Monday, March 20, 2006

TV Rots Your Brain...And Sometimes Your Stomach

Hey kids, it’s time for yet another obligatory TV post, where I sort of tell you what happened this past week or so while I bitch and post pictures.

The L Word


Dana. Fucking. Died.

Erin Daniels, I’ll miss you.

But man, did Leisha Hailey fucking rock that hospital death scene. It was definitely the saddest use of “You Are My Sunshine” since “Beaches.” And quite possibly the saddest use of a song in a death scene since the Whoopi Goldberg and Mary-Louise Parker sang “You Got It” to a piano in “Boys On the Side.”

Ilene Chaiken and I are going to have some serious words! That is, as soon as I recover from my catatonic state of depression and pick myself off the bathroom floor.

Anyway, this week Alice stole some of Dana’s ashes and scattered them at Dana’s former summer tennis camp. Flashbacks galore. Then Lara came home from Paris and made out with Alice in Dana’s house. And thus the show ended.*

Season finale on Sunday. Promo here...

* And if you’re actually interested, Shane proposed to Carmen, who eventually said yes. There’s also some stuff going on with Bette and Tina, Jenny and Max/Moira, Helena and Dylan, Kit and Angus, and the rest of the characters who I don’t care about.


The Sopranos

I can’t talk about The Sopranos because Nick is still playing catch up, but I will say that I really enjoyed the premiere. I also enjoyed last night’s episode, which was basically a testament to the brilliance of Edie Falco. It was also strange to see Tony Soprano sans Jersey mob boss accent.

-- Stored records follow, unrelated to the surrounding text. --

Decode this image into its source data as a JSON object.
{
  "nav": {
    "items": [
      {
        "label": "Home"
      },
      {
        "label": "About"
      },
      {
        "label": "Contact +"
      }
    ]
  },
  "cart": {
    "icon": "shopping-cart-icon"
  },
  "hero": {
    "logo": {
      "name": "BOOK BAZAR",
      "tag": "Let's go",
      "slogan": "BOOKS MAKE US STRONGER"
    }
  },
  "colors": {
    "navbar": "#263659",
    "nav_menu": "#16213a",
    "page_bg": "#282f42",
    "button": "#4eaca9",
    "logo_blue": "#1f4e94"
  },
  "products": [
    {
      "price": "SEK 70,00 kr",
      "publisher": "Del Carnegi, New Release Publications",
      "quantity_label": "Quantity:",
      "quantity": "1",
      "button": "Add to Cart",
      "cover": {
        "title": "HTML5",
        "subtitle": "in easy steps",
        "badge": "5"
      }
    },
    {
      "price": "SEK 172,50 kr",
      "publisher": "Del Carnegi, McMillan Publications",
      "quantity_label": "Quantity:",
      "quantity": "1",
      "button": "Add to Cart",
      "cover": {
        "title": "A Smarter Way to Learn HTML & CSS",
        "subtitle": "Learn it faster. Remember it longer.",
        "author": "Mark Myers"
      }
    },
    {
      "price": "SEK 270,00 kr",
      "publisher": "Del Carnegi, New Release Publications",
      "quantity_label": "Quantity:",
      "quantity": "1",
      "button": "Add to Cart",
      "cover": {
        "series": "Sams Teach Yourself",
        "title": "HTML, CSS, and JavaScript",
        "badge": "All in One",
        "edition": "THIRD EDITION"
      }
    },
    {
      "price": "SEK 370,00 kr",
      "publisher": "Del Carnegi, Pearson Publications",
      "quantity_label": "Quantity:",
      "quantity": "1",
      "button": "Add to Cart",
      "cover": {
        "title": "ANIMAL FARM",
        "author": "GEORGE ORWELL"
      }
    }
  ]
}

David Chase and company are setting us up big time.


The Apprentice

“We all over the place. We have no theme. We have nothing. Nobody know what’s going on! Task was creating corporate retreat presenting Chevy Tahoe. And instead they get booze...they get comedian...horse with a carriage. Theresa’s brain so small she can’t even understand. I wish, you know, her brain was bigger than her boobs.”

Thank. You. Lenny.

There were also scenes involving sharks and really big Carolyn hair!

Oh yeah, and did you know George is Jewish? Next you’re going to tell me that Trump wants to “date” his daughter or some crazy shit like that.


Veronica Mars


Kristen vs. Kristin

Attempting to not swallow the throw up in my own mouth while watching Laguna Beach a few months ago, I asked myself, “can Kristin suck any more than she already does?” The answer, sadly, is yes.

Jesus Christ, playing a tv lesbian is enough to redeem anyone’s heinous acting (see Mischa Barton and plastic Barbie hands).

Clearly, this rule does not apply to Kristin Cavalleri.

Props to Kristen Bell who’s already had to endure Paris Hilton, Kim Stolz and Naima Mora. (I’m sure Nick will have something to say since I mentioned Kim.)

Despite the wretched misery that was “Kylie” and lack of Wallace, Veronica Mars failed to disappoint.

At this point, it’s still anybody’s guess as to who was responsible for the bus crash. Right now, I’m blaming Naima. Mostly for shits and giggles...and to segue into the next show...


America’s Next Top Model

This past week’s episode was rather enjoyable. Furonda handed out some weird ass rules as to how to deal with her. Jade was such a cunt, that lightening it up with the “See You Next Tuesday” thing would be a compliment. And Mollie Sue was able to pull off the Rosemary’s Baby cut.

But no one does it like Potes, so I won’t even try.